2. Laughing Stock – Shelter
Das sechste Album eines norwegischen Trios, erschienen im Mai, und mir erstmals im September begegnet. Nicht nur Album, auch Band war mir bis dahin völlig fremd. Der Name macht neugierig. Und er ist selbstverständlich kein Zufall,
denn James March, der sämtliche Talk Talk Cover geschaffen hat, war auch hier tätig.
Talk Talk, obwohl es den Exkurs vermutlich nicht braucht, waren eine britische Band um Mark Hollis, den frühen 80ern mit Synthie Pop begannen, sich über Art Pop wirtschaftlich unabhängig machten, um mit ihrem vierten und fünften Album etwas völlig Eigenständiges zu schaffen. Nach der Auflösung der Band letzte Hollis mit einem Soloalbum noch einen drauf, indem er ein minimalistisches Werk veröffentlichte, das noch am ehesten im Jazz verwurzelt war. Die Band hatte vier bis fünf große AirPlay Hits die zum Teil heute noch laufen, ihr künstlerisches Andenken sind aber in der Tat mehr die abschließenden Werke „Spirit of Eden“ und „Laughing Stock“, mit denen Hollis ziemlich polarisierte.

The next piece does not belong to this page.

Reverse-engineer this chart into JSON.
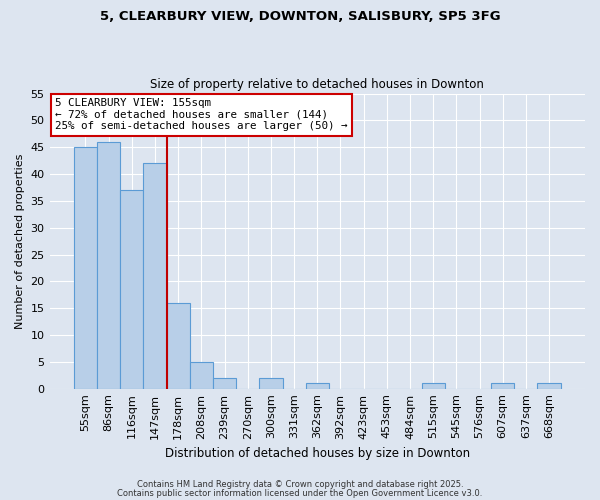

Und hier knüpfen die Norweger an. Einige Zutaten nutzen sie ganz unverhohlen, wie das Schlagwerk, die wunderbaren Orgel Sounds, und die teilweise schroffen Gitarren. Am deutlichsten wird das in einer Nummer wie „Radio“, eine Abrechnung mit dem Formatradio, die für mich der traumhafte Höhepunkt des Albums ist. Überhaupt wird das Werk nach hinten raus immer stärker. Die Schlussnummer „The Flood beginnt beschrieben schroff, dann setzt eine wohltuende Akustikgitarre ein, es ertönt die Stimme von Tim Bowness, der ja als Gast mitwirkt, und das ganze mündet dann in einen Bowness-typischen atmosphärischen Klavierteil.
„Sticks and stones“ , eher Floyd-inspiriert enthält ein schönes Gilmore Solo, aber natürlich nicht von ihm selbst gespielt. „Waterfall“ zitiert sogar ein wenig „A Great Day for Freedom“.
„Shelter“ ist übrigens im Kontext des Albums eine Art Sekte, die langsam aber sicher die Identität zerstören und ersetzen möchte. Das ist thematisch gar nicht unklug umgesetzt. Und sinnigerweise entwickelt das Album im Laufe der Zeit eben auch einen gewissen Suchtfaktor, eine starke Bindung.
Also ein rundherum gelungenes Projekt, ohne dass wir es hier mit künstlerischen Genies zu tun haben. Es ist vielmehr solides Handwerk mit einem goldenen Händchen für Stimmungen. In den älteren Alben der Band habe ich diese Magie nicht annähernd wiedergefunden. Aber hier ist eben alles zur rechten Zeit am rechten Ort.
Wer sich jetzt natürlich nach dem ersten Durchlauf fragt, was bemächtigt denn den Close, das Teil in so einem starken Jahr auf Platz zwei zu packen, der ist dann doch auch zu ungeduldig. Denn über die Nahtstellen, die die Verbindung zum „Laughing Stock“-Original halten, wird man in die Platte zwangsläufig eintauchen. Außer, man mag das Original nicht. Soll es ja auch geben.